I learned something I should have known all along, which is that there is an incredible diversity of students here. There is something that unites us and brings us together, but I don’t think I really understood that. There are lots of students I end up not running into, and I presumed I knew who all the GIs were.

Besides not knowing who they are—it’s hard to express this without sounding overwhelmingly cliché—students come from an incredibly diverse set of backgrounds. Which I think makes doing something like Colloquy very exciting, because people will have insights—because of their very different experiences—that you would never have thought of yourself.

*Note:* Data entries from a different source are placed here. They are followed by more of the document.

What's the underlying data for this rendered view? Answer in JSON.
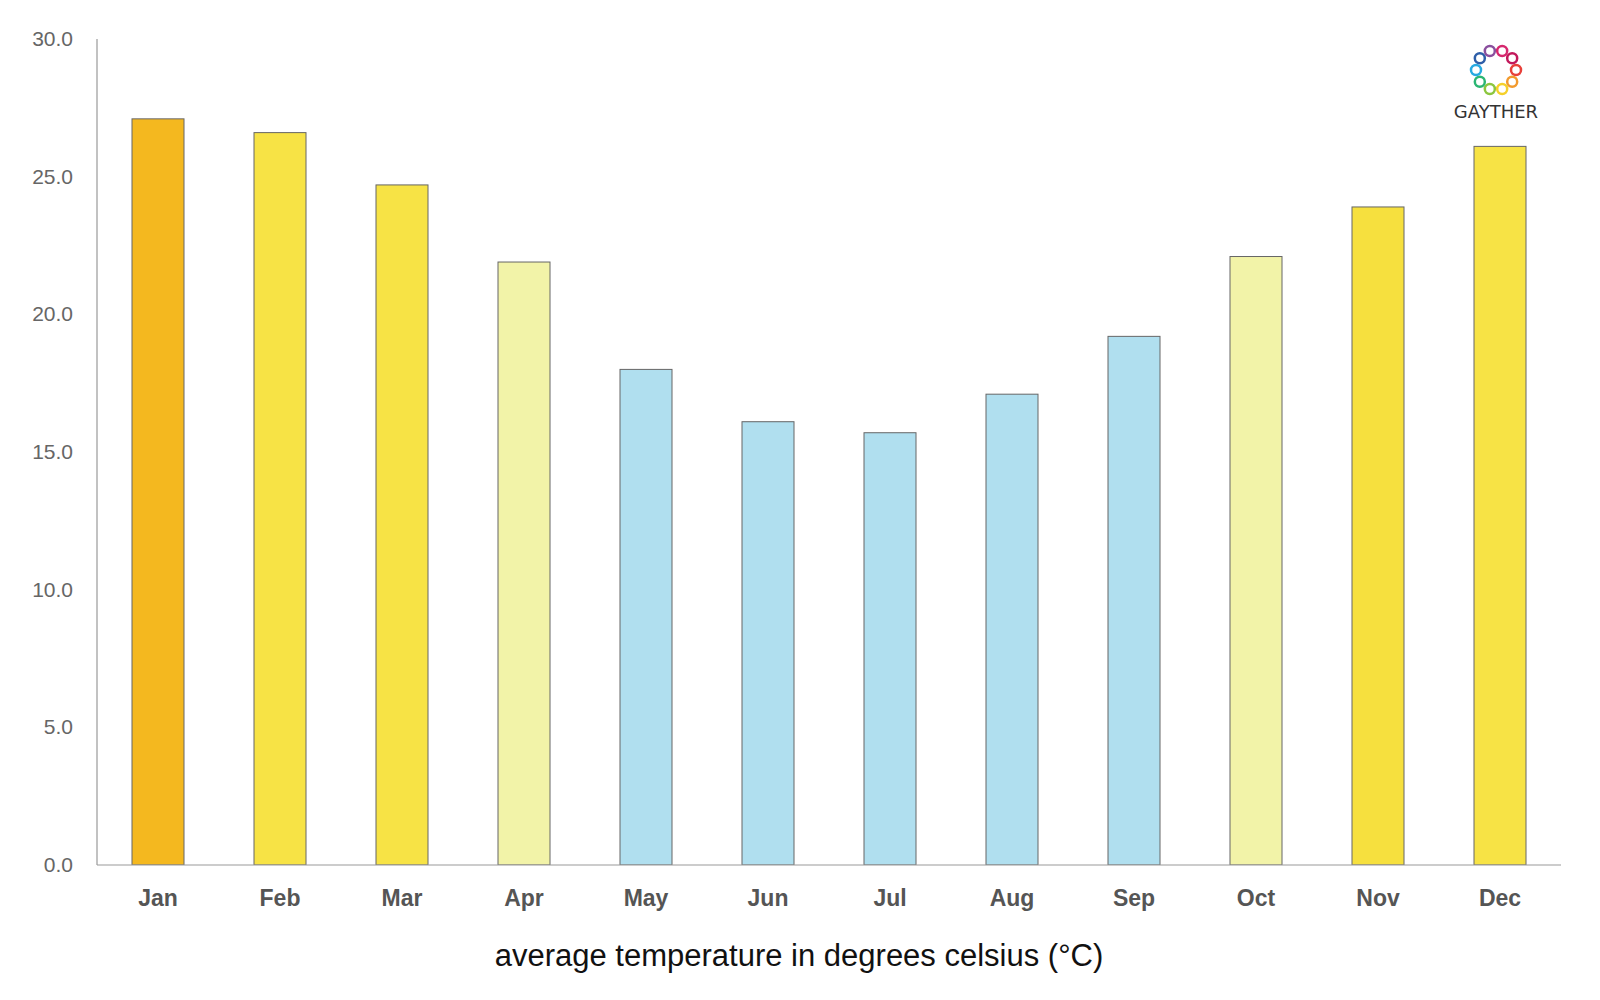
{
  "chart_data": {
    "type": "bar",
    "x_label": "average temperature in degrees celsius (°C)",
    "categories": [
      "Jan",
      "Feb",
      "Mar",
      "Apr",
      "May",
      "Jun",
      "Jul",
      "Aug",
      "Sep",
      "Oct",
      "Nov",
      "Dec"
    ],
    "values": [
      27.1,
      26.6,
      24.7,
      21.9,
      18.0,
      16.1,
      15.7,
      17.1,
      19.2,
      22.1,
      23.9,
      26.1
    ],
    "colors": [
      "#f4b81f",
      "#f7e345",
      "#f7e345",
      "#f2f3a8",
      "#b0dfef",
      "#b0dfef",
      "#b0dfef",
      "#b0dfef",
      "#b0dfef",
      "#f2f3a8",
      "#f6e03e",
      "#f7e345"
    ],
    "ylim": [
      0,
      30
    ],
    "yticks": [
      {
        "value": 0,
        "label": "0.0"
      },
      {
        "value": 5,
        "label": "5.0"
      },
      {
        "value": 10,
        "label": "10.0"
      },
      {
        "value": 15,
        "label": "15.0"
      },
      {
        "value": 20,
        "label": "20.0"
      },
      {
        "value": 25,
        "label": "25.0"
      },
      {
        "value": 30,
        "label": "30.0"
      }
    ],
    "grid": false,
    "annotations": [
      "GAYTHER"
    ]
  }
}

If you have bought into the approach at St. John’s, and you’re reading these texts together, it’s amazing the kinds of connections you can make with other people. But I did not fully respect how eclectic the GI community was.

If you could go back to before you first started working on Colloquy, what’s one piece of advice you'd give your past self?

My concrete answer: don’t set your submission deadline two weeks before you publish. That would have saved a lot of pain and late nights.

But in all seriousness, I always think the answer to this question is obvious: I couldn’t and shouldn’t go back and tell my past self what I now know, because being involved in Colloquy was a massive educational experience. I had to make a lot of mistakes as a part of that process. And I don’t think you can get the latter—the education—without the former, the mistakes.

What’s next for Colloquy?

I am looking for a successor, but it’s a voluntary position with no compensation. Every semester we put out a robust call for people to be involved in any capacity with Colloquy. I’m hoping we can get new people involved, but it’s often difficult with the GI because most students are only there for two years.

Right now, we’re in a precarious situation where at least four of the five current editors are in or nearing their last semester, so the future depends on who decides to get involved—the new blood that will be involved. One of our initiatives this semester has been to try and set up protocols, templates, and methods for running Colloquy so the handoff can be smoother.